Nie ma nic bardziej cennego od osoby stojącej obok nas.
Papież Franciszek
Witajcie kochani!
To już mój ostatni list, który do Was piszę jeszcze z mojej kochanej Devy. Czas mojej misji dobiega końca, a mianowicie, tak jak Wam pisałam, z końcem lipca wróciłam do Polski. Moje serce jest przepełnione wdzięcznością za to wszystko, co Pan Bóg zdziałał w tym czasie. Te ostatnie miesiące w Rumunii były dla mnie i naszej wspólnoty bardzo intensywne: przepełnione radością, smutkiem, pięknem, trudem. Pragnę podzielić się tym czasem również z Wami.
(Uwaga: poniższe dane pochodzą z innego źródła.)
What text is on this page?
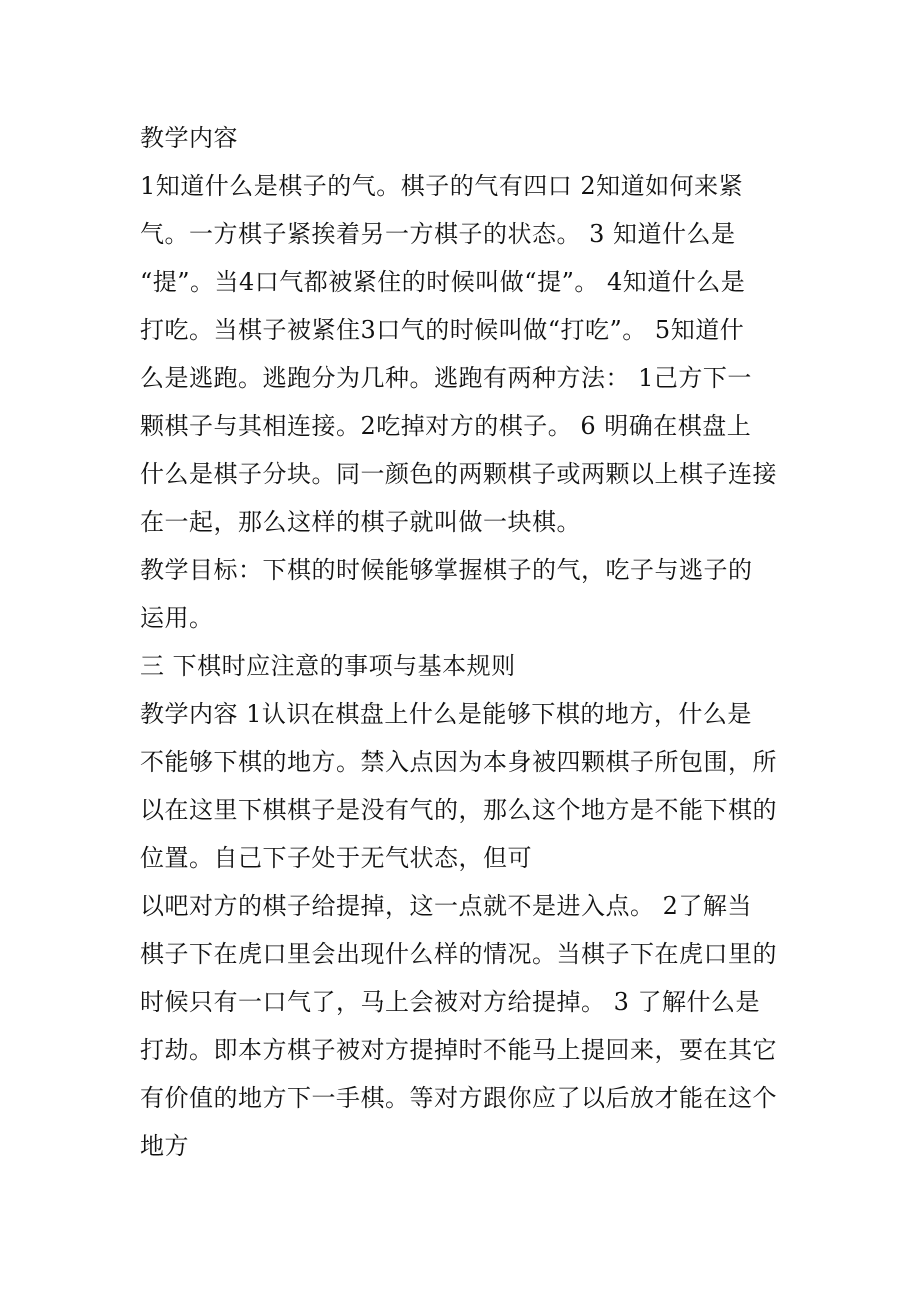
教学内容
1知道什么是棋子的气。棋子的气有四口 2知道如何来紧
气。一方棋子紧挨着另一方棋子的状态。 3 知道什么是
“提”。当4口气都被紧住的时候叫做“提”。 4知道什么是
打吃。当棋子被紧住3口气的时候叫做“打吃”。 5知道什
么是逃跑。逃跑分为几种。逃跑有两种方法： 1己方下一
颗棋子与其相连接。2吃掉对方的棋子。 6 明确在棋盘上
什么是棋子分块。同一颜色的两颗棋子或两颗以上棋子连接
在一起，那么这样的棋子就叫做一块棋。
教学目标：下棋的时候能够掌握棋子的气，吃子与逃子的
运用。
三 下棋时应注意的事项与基本规则
教学内容 1认识在棋盘上什么是能够下棋的地方，什么是
不能够下棋的地方。禁入点因为本身被四颗棋子所包围，所
以在这里下棋棋子是没有气的，那么这个地方是不能下棋的
位置。自己下子处于无气状态，但可
以吧对方的棋子给提掉，这一点就不是进入点。 2了解当
棋子下在虎口里会出现什么样的情况。当棋子下在虎口里的
时候只有一口气了，马上会被对方给提掉。 3 了解什么是
打劫。即本方棋子被对方提掉时不能马上提回来，要在其它
有价值的地方下一手棋。等对方跟你应了以后放才能在这个
地方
Święta Wielkanocne – podwójne świętowanie
W tym roku dane nam było przeżyć Święta Wielkanocne podwójnie. Świętowaliśmy najpierw nasze katolickie święta, a miesiąc później wraz z naszymi grekokatolickimi przyjaciółmi. Święta katolickie były bardzo piękne. Łaska zobaczenia Zmartwychwstałego Chrystusa w drugim człowieku, te wszystkie tak nieoczekiwane spotkania z ludźmi, które dane nam było wspólnie przeżyć. Pierwszego dnia po Mszy świętej Pan Bóg przysłał do naszego domu Cristiego, z którym mogłyśmy wypić kawę i zjeść świąteczne ciasto – bardzo prosty i poruszający moment. Przy każdym spotkaniu z Cristim przekonuję się, jak bardzo potrzebuje uwagi, bycia wysłuchanym. Cristi rozwiódł się ze swoją żoną, ma dwójkę dzieci, które teraz są pod jego opieką. Przeżył on ogromne cierpienie i jest bardzo samotny. Tak się cieszyłam w sercu, że tego poranka mogliśmy być z nim, dać ten czas uwagi, bezcenny, po prostu skupić się na spotkaniu, które przyniosło tyle radości. Później przyszła Larisa – nasza Przyjaciółka z Devy, która studiuje i pracuje w Cluj. Nie mamy zbyt wielu okazji do spotkania z nią, stąd tak bardzo ucieszyłam się z jej wizyty. Później, świąteczny obiad z Cristim i jego dziećmi, z naszą Przyjaciółką Edith, Narcisą, Elisabetą. Po obiedzie odwiedziło nas mnóstwo dzieci z naszej ulicy, Speranca wraz z dziećmi, było wspólne zdobienie jajek, malowanie, zabawy. Czas ogromnej radości.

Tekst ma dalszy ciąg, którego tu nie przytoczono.